To test the idea, Andrew Stiff, a physician-researcher in Carson’s lab, conducted studies in mice with implanted breast tumors — a type of human cancer that responds poorly to checkpoint blockade. Among mice treated with the checkpoint blocker anti-PDL1, tumor growth slowed in three of 11 animals. Mice treated with a placebo drug or Brd4 inhibitor alone fared worse. A third group of animals received combination therapy, anti-PDL1 and a Brd4 inhibitor, which aimed to release the brakes on T cells and curb the suppressor cells at the same time. Tumors shrank in seven of 11 of those mice, Stiff reported June 24 at the AACR meeting.

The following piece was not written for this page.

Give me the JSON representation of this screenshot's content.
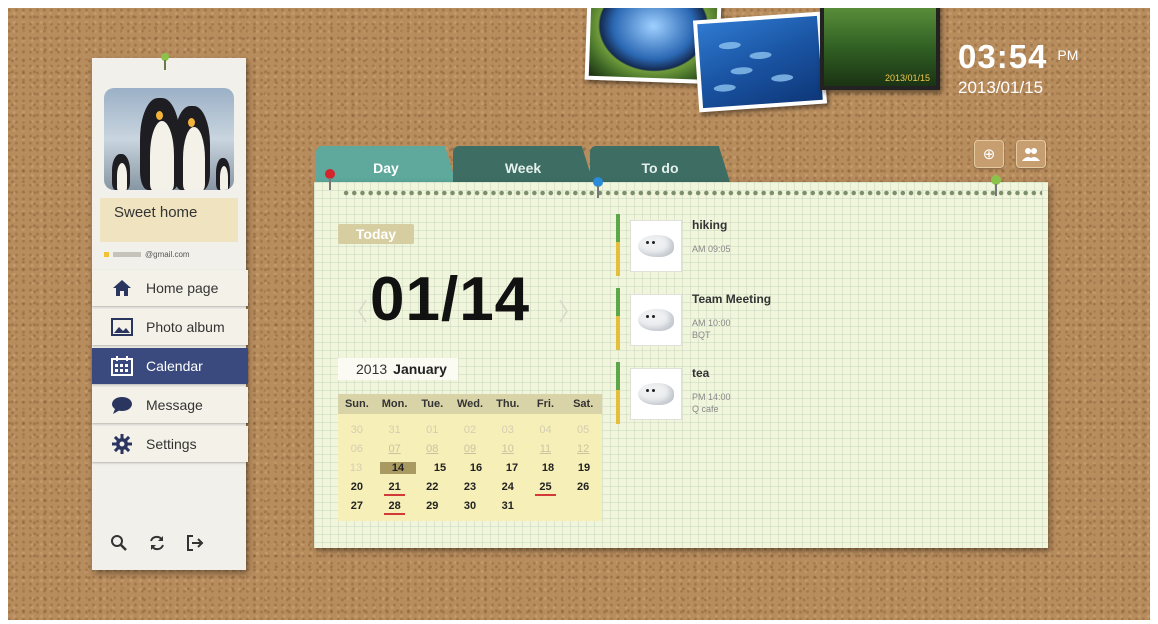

Treated mice had fewer MDSCs in circulation and at the tumor site. Other experiments suggested Brd4 inhibitors can influence MDSCs in several ways — including killing them directly or suppressing a molecule that drives their growth and expansion.
The team got similar results with several different Brd4 inhibitors and in mice with breast, colon or lung tumors. Though preliminary and unpublished, the findings suggest that Brd4 inhibitors “can get rid of these immune suppressor cells that are an additional brake on the immune system, and allow immune stimulating drugs to work better,” says Carson.

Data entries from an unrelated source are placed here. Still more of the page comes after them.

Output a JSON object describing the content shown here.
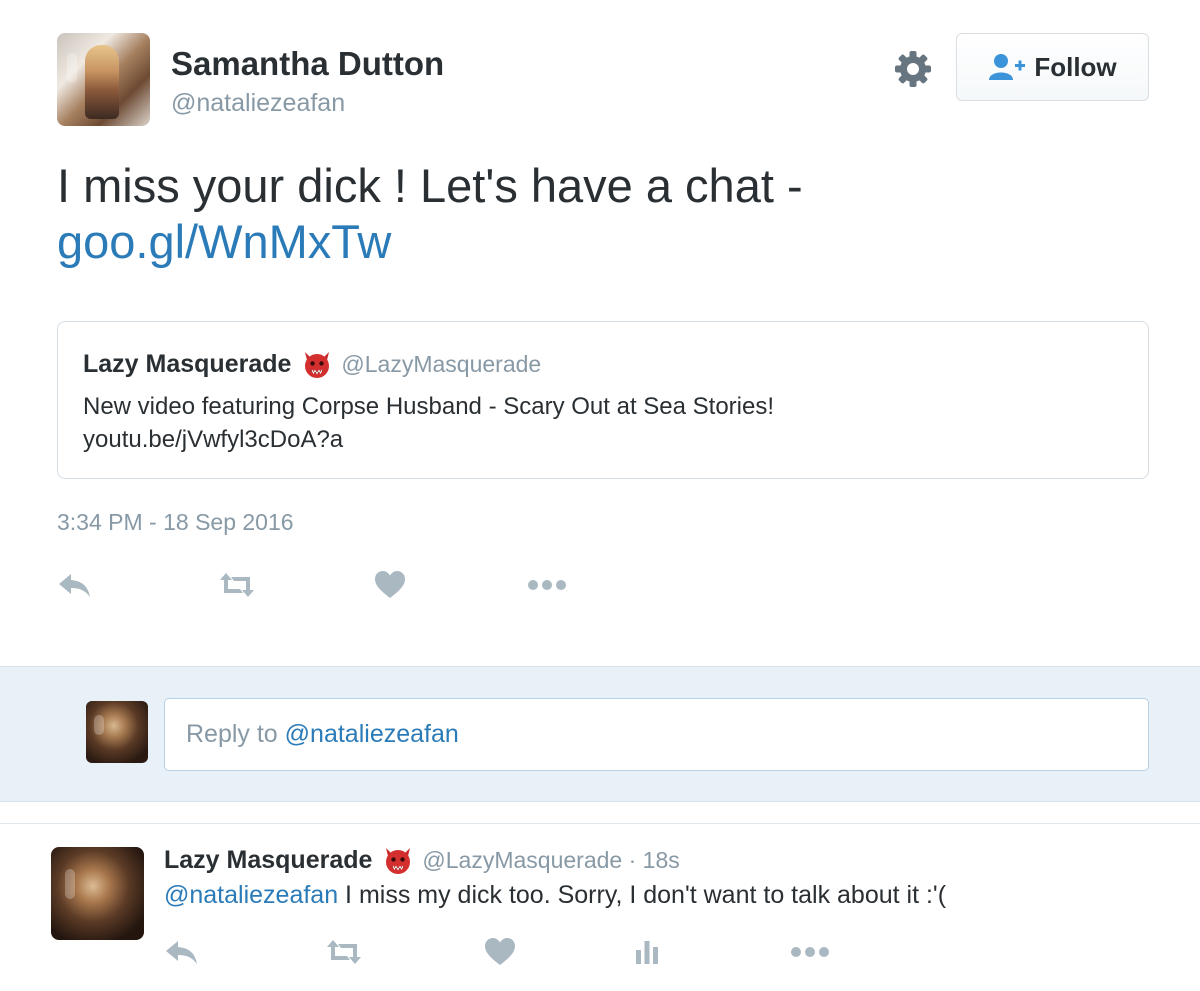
{
  "tweet": {
    "author_name": "Samantha Dutton",
    "author_handle": "@nataliezeafan",
    "follow_label": "Follow",
    "text_line1": "I miss your dick !  Let's have a chat -",
    "text_link": "goo.gl/WnMxTw",
    "timestamp": "3:34 PM - 18 Sep 2016",
    "quote": {
      "name": "Lazy Masquerade",
      "handle": "@LazyMasquerade",
      "text": "New video featuring Corpse Husband - Scary Out at Sea Stories!",
      "link": "youtu.be/jVwfyl3cDoA?a"
    },
    "actions": [
      "reply-icon",
      "retweet-icon",
      "like-icon",
      "more-icon"
    ]
  },
  "reply_box": {
    "prefix": "Reply to ",
    "mention": "@nataliezeafan"
  },
  "reply": {
    "name": "Lazy Masquerade",
    "handle_time": "@LazyMasquerade · 18s",
    "mention": "@nataliezeafan",
    "text": " I miss my dick too. Sorry, I don't want to talk about it :'(",
    "actions": [
      "reply-icon",
      "retweet-icon",
      "like-icon",
      "analytics-icon",
      "more-icon"
    ]
  },
  "colors": {
    "link": "#2b7bb9",
    "muted": "#8899a6",
    "text": "#292f33",
    "reply_area_bg": "#e9f1f8",
    "devil_red": "#d32f2f"
  }
}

There are other ways to target those suppressor cells. Timothy Wang, a gastroenterologist at Columbia University Irving Medical Center, and his colleagues went after them using an anti-inflammatory peptide called trefoil factor 2, or TFF2. Previously, Wang and colleagues showed that some T cells release TFF2 to tone down inflammatory responses, and that giving mice TFF2 can boost the immune system and slow tumor growth.
In a new study, a team led by Wang and cancer biologist Woosook Kim chemically stimulated mice to form colorectal tumors. Some animals had genetic manipulations that led them to produce a lot of MDSCs and grow tumors quickly, the team reported June 22 at the virtual AACR meeting.
Like human patients, these mice responded poorly to anti-PD1 immune therapy. However, combining TFF2 and anti-PD1 shrank tumors in all five animals with aggressive cancer.
Synthesizing TFF2 for this pilot study was expensive, Wang says, so his team could test only a single dose on a small number of animals. “The fact that we could get any responses here, and that we showed some degree of synergy with anti-PD1, is very encouraging,” Wang says.
Li Peng, chief scientific officer at Palleon Pharmaceuticals, a Boston-area company developing cancer immunotherapies (SN: 3/21/17), notes that chemically induced tumor models like the mice Wang’s team used tend to mimic human cancer better than the implanted tumor models more commonly used for immune therapy studies.
However, a drug’s effectiveness in mice has traditionally shown little correlation with its impact in human patients. For example, anti-PD1 and anti-PDL1 therapies only modestly slowed tumor growth in mice — yet today they’re “the cornerstone for immuno-oncology therapy in humans … and well-tolerated,” Peng says. Another case in point: STING agonists. These drugs, which activate a slew of host defense genes, worked like gangbusters in mice yet have floundered thus far in clinical trials.
More than a thousand other trials are currently testing checkpoint blockers, alone or in combination with additional drugs and some, like one in people targeting advanced non-small cell lung cancer, are showing some promise. Yet the immune system is so sophisticated, with layers upon layers of brakes, that existing approaches may be “just scratching the surface,” says Peng.